Cuanto más siento al hijo mayor en mi interior, más consciente me hago de lo profundamente arraigada que está esta forma de y lo difícil que es volver a casa desde esta situación. Parece mucho más fácil volver desde una aventura de lujuria que volver desde una ira fría que ha echado raíces en los rincones más profundos de mí mismo. Mi resentimiento no es algo que pueda distinguirse con facilidad o ser tratado de forma racional.

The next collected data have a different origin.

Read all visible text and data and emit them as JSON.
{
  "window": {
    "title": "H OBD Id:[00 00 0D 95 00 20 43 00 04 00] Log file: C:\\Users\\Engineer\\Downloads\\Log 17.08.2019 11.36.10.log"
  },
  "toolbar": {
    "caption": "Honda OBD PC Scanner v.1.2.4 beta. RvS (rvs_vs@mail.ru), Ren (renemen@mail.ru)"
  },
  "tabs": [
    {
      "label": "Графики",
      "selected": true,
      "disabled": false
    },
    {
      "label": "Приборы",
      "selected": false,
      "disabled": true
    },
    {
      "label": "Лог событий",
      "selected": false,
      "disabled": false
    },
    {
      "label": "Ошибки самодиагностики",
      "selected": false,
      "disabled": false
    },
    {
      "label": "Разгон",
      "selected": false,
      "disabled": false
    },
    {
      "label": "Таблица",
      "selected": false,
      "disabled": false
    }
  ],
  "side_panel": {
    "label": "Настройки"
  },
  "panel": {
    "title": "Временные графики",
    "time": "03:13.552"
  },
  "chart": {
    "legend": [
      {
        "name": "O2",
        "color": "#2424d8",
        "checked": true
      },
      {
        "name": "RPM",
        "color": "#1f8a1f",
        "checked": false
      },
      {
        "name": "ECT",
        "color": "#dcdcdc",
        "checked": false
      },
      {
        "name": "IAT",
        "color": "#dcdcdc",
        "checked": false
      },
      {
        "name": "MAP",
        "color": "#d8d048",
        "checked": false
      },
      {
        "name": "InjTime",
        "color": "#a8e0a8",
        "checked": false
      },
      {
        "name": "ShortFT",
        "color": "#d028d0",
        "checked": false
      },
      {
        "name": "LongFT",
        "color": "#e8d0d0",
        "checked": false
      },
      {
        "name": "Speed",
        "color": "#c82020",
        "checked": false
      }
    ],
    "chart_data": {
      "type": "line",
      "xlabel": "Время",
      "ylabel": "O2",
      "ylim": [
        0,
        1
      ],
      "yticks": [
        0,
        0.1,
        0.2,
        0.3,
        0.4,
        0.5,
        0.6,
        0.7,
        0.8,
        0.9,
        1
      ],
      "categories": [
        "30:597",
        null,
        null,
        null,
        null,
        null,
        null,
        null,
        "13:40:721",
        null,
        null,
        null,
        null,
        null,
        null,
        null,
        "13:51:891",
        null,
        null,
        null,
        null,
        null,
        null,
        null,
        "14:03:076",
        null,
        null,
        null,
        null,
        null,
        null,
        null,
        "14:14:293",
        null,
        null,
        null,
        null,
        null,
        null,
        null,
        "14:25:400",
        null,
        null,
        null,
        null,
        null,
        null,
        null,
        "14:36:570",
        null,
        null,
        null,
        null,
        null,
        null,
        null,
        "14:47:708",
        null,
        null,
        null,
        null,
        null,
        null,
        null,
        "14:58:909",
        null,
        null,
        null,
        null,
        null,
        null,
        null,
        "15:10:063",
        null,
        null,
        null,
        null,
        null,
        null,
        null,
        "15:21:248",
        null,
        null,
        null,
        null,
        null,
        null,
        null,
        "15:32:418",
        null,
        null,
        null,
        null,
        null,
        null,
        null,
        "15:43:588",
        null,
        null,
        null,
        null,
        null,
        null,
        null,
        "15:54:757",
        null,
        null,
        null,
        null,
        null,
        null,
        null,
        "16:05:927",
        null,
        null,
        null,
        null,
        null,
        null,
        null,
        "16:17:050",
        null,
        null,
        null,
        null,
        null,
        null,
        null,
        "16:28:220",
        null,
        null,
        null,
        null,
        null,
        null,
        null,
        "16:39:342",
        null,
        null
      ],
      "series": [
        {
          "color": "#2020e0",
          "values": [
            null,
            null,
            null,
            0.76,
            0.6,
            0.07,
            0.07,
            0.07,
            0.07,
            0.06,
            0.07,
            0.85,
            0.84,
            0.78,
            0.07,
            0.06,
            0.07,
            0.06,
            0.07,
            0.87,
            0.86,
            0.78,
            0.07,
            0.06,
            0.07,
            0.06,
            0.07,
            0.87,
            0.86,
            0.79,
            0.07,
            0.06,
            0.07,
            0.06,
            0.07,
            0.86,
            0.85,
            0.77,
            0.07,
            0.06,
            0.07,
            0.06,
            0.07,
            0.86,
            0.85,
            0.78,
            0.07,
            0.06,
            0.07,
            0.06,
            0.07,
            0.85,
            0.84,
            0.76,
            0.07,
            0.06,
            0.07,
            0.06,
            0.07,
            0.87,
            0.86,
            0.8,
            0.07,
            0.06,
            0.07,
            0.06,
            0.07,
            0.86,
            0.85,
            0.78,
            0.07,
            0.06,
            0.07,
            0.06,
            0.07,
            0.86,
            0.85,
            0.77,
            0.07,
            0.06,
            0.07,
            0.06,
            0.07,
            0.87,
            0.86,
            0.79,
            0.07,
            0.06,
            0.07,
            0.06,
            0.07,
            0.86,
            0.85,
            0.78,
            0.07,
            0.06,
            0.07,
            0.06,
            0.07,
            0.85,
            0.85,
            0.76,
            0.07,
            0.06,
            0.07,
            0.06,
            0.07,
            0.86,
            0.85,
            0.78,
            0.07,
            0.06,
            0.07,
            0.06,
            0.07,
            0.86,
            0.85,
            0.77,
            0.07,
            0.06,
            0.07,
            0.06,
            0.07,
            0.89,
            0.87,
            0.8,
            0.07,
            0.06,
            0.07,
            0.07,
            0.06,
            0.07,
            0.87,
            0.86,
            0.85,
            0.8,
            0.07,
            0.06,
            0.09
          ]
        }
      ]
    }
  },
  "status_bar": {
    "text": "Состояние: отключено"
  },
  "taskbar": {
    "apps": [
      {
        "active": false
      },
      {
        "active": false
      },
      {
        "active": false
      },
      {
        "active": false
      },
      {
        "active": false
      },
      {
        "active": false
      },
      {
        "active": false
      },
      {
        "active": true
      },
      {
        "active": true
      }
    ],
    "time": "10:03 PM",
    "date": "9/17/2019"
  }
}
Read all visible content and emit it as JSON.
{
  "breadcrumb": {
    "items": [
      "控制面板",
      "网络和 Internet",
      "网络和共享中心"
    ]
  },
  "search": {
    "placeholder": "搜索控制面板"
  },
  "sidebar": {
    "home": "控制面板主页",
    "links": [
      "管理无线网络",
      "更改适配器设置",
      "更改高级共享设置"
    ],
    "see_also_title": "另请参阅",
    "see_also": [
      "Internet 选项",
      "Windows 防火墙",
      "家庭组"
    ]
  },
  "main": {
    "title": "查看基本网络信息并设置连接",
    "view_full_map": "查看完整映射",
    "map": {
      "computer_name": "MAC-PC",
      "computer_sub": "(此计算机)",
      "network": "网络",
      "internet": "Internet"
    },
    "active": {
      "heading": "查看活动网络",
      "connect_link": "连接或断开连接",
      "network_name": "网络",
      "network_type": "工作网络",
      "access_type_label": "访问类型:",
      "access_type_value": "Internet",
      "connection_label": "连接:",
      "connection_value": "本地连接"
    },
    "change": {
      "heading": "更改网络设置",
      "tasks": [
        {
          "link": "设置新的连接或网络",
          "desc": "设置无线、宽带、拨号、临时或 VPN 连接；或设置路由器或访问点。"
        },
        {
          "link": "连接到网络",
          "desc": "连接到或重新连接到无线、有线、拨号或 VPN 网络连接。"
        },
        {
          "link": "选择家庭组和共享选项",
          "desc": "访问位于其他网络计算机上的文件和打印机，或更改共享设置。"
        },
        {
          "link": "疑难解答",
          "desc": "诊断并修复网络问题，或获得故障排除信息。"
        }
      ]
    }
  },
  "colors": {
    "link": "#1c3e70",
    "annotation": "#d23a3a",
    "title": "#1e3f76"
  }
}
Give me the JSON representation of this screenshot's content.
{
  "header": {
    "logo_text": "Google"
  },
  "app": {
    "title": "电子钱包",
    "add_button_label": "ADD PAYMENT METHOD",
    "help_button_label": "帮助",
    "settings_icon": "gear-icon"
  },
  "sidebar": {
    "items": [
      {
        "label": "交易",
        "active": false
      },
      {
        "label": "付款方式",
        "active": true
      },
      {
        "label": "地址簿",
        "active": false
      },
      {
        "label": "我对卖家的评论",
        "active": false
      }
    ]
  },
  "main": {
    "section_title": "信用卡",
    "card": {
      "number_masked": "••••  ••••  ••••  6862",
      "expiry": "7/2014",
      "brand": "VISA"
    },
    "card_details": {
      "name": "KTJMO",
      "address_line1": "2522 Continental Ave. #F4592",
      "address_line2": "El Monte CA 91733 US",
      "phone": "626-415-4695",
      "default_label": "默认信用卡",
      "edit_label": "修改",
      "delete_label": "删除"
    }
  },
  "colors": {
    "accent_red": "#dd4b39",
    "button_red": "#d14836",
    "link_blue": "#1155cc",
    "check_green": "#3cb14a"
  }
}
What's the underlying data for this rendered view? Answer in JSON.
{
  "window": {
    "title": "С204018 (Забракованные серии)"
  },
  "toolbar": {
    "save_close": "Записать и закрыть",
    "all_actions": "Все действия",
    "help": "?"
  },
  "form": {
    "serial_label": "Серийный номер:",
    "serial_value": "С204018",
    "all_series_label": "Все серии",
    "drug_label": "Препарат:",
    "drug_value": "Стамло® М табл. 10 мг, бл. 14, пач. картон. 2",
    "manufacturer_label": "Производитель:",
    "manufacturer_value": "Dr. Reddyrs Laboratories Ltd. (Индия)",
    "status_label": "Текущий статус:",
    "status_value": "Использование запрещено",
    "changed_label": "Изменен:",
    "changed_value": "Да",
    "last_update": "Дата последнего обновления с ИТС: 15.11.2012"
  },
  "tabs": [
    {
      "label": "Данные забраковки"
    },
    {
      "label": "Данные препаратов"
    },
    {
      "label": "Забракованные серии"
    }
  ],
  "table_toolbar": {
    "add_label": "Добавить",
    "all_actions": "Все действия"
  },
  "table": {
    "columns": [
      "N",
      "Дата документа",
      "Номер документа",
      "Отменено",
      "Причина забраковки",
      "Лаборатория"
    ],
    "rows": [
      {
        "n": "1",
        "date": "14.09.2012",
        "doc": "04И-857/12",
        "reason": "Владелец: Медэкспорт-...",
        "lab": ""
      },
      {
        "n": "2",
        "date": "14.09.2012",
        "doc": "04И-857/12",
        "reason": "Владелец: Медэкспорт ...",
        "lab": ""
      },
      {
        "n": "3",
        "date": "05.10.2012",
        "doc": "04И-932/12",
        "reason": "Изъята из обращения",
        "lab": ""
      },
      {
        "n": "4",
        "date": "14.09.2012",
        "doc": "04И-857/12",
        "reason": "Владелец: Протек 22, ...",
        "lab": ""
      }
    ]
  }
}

Es mucho más peligroso: algo que se une a lo más profundo de mi virtud. ¿Acaso no es bueno ser obediente, servicial, cumplidor de las leyes, trabajador y sacrificado? Mis rencores y quejas parecen estar misteriosamente ligadas a estas elogiables actitudes. Esta conexión me desespera. Justo en el momento en que quiero hablar o actuar desde lo más generoso de mí mismo, me encuentro atrapado en la ira y el rencor. Y cuanto más desinteresado quiero ser, más me obsesiono porque me quieran. Cuanto más lo doy todo de mí para que algo salga bien más me pregunto por qué los demás no lo dan todo como yo. Cuando pienso que soy capaz de vencer mis tentaciones, más envidia siento hacia los que ceden a ellas. Parece que allí donde se encuentra mi mejor yo, se encuentra también el yo resentido y quejicoso.

Y es aquí donde me veo frente a frente con mi verdadera pobreza. Soy incapaz de acabar con mis resentimientos. Están tan profundamente anclados dentro de mí que arrancarlos parecería algo así como una autodestrucción. ¿Cómo erradicar estos rencores sin acabar también con mis virtudes?

¿Puede el hijo mayor que está en mi interior volver a casa? ¿Puedo ser encontrado como lo fue el hijo menor? ¿Cómo puedo volver cuando estoy perdido en el rencor, cuando estoy atrapado por los celos, cuando estoy prisionero de la obediencia y del deber, vividos como esclavitud? Está claro que yo sólo no puedo encontrarme. Es mucho más desalentador tener que curarme de mis rasgos de hijo mayor que de los de hijo menor. Enfrentado aquí con la imposibilidad de la autorredención, ahora entiendo las palabras de Jesús a Nicodemo: «Que no te cause, pues, tanta sorpresa lo que te he dicho: ‘Tenéis que nacer de nuevo’.” (Jn 3,7) Es decir, algo tiene que ocurrir que yo no puedo hacer que ocurra. Yo no puedo volver a nacer; es decir, no puedo hacerlo con mis propias fuerzas, con mi mente, con mis ideas. No me cabe ninguna duda de todo esto porque ya intenté en el pasado curarme yo solo de mis rencores y de mis quejas y fallé... y fallé, hasta que estuve al borde del hundimiento, incluso del agotamiento físico. Sólo puedo ser curado desde arriba, desde donde Dios actúa. Lo que para mí es imposible, es posible para Dios. “Para Dios no hay nada imposible.”